You know how it feels when you’re in the middle of a parenting difficulty, and you look around you and all you see is hopelessness? Like nothing will ever change? Like the future is just a mirror image of the past?
For all that drama I just explained, let me tell you something : we had a breakthrough.
Ok, here’s some backstory. Micah was born perfect and healthy. I can’t complain there. He was such a joy to us from the moment he was born. But about two weeks in, Davy and I realized a harsh, harsh reality. Micah was one of those babies who Did. Not. Sleep. There wasn’t a reason – his needs were met, he wasn’t sick, and we did everything in our sleepless power to create routine and simulate womb sounds and be consistent. This was the child who, at five months, wouldn’t nap unless he was laying on top of me, and who dropped his naps completely at 2. This is the child who, at six months, still woke up an average of seven times a night. This was the child who never slept through the night until he was two years old and didn’t make that a habit until shortly after he turned three. I remember waking up from sleeping a solid five hours one night and feeling like a new woman.

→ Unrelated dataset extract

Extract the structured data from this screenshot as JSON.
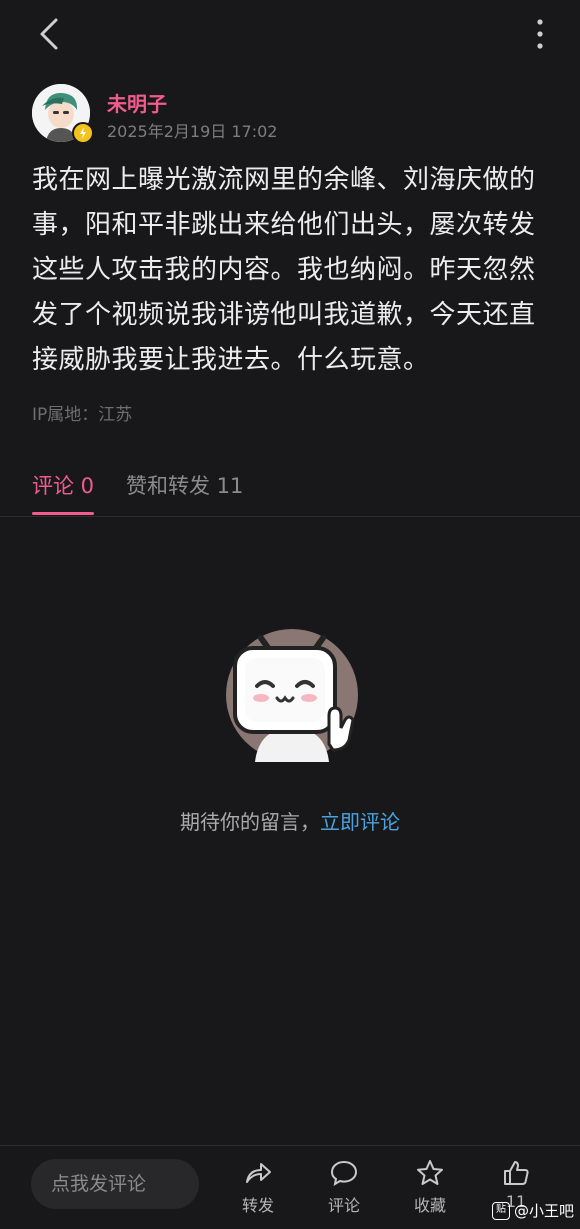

Well, about three months ago Micah stopped climbing in our bed every night. Now he usually stands at our bedside and whispers loudly, “dad! Can you hold my hand?” Or “dad! Can you sing me a song?” To which Davy usually responds with the first three-ish lines of Jesus Loves the Little Children.
Ok, now back to our breakthrough. Last night Micah slept over at Davy’s sister’s house. He’s had sleepovers with Grammy, which is amazing, but she is, at his own admission, his favorite person in the world. So I was pretty unsure about how my sleepless wonder would do at Aunt Nana’s. Turns out, he did beautifully. Slept all night and didn’t even cry.
I know this post won’t strike a chord in everyone. But I wanted to write it and dedicate our wonderful sleeping breakthrough to those tired mamas who hear their baby wake again and wonder if it’ll ever end.
To you, exhausted mommy, who woke up when you were already halfway to your crying baby’s room,
To you, sleepless mommy, who’s baby won’t stay asleep after you lay them down, no matter how long you’ve rocked them,
To you, tired mommy, who nurses and changes and burps your baby and finally gets them to sleep again, only to realize another feeding should already be in 20 minutes,
To you, squished/punched/kicked/beaten mommy, who can’t seem to find alone time, even in your own bed,
To you, every mommy, who is simply worn out,
This, too, shall pass. Keep doing what your instincts as that precious baby’s mom tell you to do. It is so hard, but you are doing wonderfully.The love you pour into your individual child will come back as your reward.
I couldn’t help but see that vast valley of sleeplessness narrow as I told Micah when he got home how much I missed him. He hesitated and then said, “I missed you too, Mom, but I really had such a fun time away.”
Celebrate the small victories. They’re so worth it.